「シュリーマン旅行記 清国・日本」-横浜・八王子・江戸

シュリーマンシュリーマン旅行記 清国・日本」(講談社学術文庫)。

シュリーマン旅行記 清国・日本 (講談社学術文庫 (1325))

シュリーマン旅行記 清国・日本 (講談社学術文庫 (1325))

1865年6月1日から7月4日までの約一ヶ月間、トロイの発掘で著名なシュリーマン(1822−1890)は日本に滞在した。
明治維新の3年前である。

シュリーマンは大商人となったが、41歳ですべての商業活動を停止し、少年時代からの夢であったトロイの発掘の準備にかかる。
このためまず43歳で世界漫遊の旅に出る。この旅行記がこの処女作「シナと日本」である。
44歳、パリで考古学を学ぶ。46歳、博士号を取得、ギリシャ・トルコ旅行。47歳、アテナイデ二度目の結婚、「シナと日本」をパリで刊行。
そして49歳でトロイアを発掘。54歳、ミケナイ発掘。59歳、シュリーマンの館完成、トロイアの発掘品をドイツに寄贈。62歳、ティリマチス発掘。63歳、エジプト旅行。67歳、トロイアで第1回国際会議。68歳、ナポリで急死。

シュリーマンは館の書斎には多くの格言を掲げていた。ソクラテスも同様であったそうだ。自分に言い聞かせていた言葉だろうか。
「汝自身を知れ」「精神の浄化」「何事も中庸が肝心である」「教養がないということは深刻な問題である」「勉学は非常に重要である」「何事も適切な時に行うべきである」「休養は次の仕事に大切。しかし寝すぎないように」「よい子はよい家庭で育つ」。

健康第一であったシュリーマンは海水浴を唯一の健康法と信じ、夏は早朝4時、秋と冬も5時の水浴を欠かさなかった。そのために耳疾を悪化させ命を落としている。

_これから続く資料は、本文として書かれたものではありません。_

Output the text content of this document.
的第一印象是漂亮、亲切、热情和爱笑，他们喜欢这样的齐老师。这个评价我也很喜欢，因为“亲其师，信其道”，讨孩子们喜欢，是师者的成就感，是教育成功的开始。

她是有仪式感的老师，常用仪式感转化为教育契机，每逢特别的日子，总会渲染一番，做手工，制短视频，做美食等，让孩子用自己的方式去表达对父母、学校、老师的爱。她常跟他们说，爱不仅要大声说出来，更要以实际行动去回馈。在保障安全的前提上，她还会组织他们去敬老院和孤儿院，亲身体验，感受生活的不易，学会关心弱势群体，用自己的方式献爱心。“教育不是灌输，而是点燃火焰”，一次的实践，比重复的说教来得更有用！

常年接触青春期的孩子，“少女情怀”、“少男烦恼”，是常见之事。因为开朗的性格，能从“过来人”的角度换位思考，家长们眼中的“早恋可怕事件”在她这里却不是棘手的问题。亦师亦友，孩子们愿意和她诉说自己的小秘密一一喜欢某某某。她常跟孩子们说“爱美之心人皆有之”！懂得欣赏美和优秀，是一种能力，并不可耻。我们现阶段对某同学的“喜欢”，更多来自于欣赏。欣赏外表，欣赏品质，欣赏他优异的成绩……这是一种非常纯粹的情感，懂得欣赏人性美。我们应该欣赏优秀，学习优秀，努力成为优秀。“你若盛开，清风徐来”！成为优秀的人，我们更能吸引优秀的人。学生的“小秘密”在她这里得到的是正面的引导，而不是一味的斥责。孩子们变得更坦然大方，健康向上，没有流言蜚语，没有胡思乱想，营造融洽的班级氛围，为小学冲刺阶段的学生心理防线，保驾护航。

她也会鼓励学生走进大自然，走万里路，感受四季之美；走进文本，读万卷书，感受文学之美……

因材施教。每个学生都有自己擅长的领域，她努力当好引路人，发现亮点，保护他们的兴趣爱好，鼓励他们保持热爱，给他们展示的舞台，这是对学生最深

この尊敬すべき人物が八王子を旅している。6月18日から20日である。原町田と八王子はいずれも当時の人口は2万。
八王子は絹の生産地で手工芸の町として有名であった。前方には常に富士山が見えていた。
休憩した豊顕寺では境内の秩序と清潔さに心を打たれている。中国のごてごてと飾り立てた不潔で退廃的な寺とは違った。そして親切で清潔な僧侶にも感心している。シナの坊主の無礼、尊大、下劣とは違った。

シュリーマンは「世界の他の地域と好対照をなしていることは何一つ書きもらすまいと思っている私」と自分を心構えを述べている。
日本では庶民も、日本男児は心づけ(賄賂)につられて義務をないがしろにしないことに感心している。また役人は最大の侮辱は現金を贈られることであり、受け取るくらいなら切腹を選ぶと驚いている。
「日本人はみんな園芸愛好家である」
「日本人が世界でいちばん清潔な国民であることは異論の余地がない」
「平和、行き渡った満足感、豊かさ、完璧な秩序、そして世界のどの国にもましてよく耕された土地が見られる」
「工芸品において蒸気機関を使わずに達することのできる最高の完成度に達している。、、教育はヨーロッパの文明国家以上にも行き渡っている。」

シュリーマンの奇跡的な人生には興味が湧く。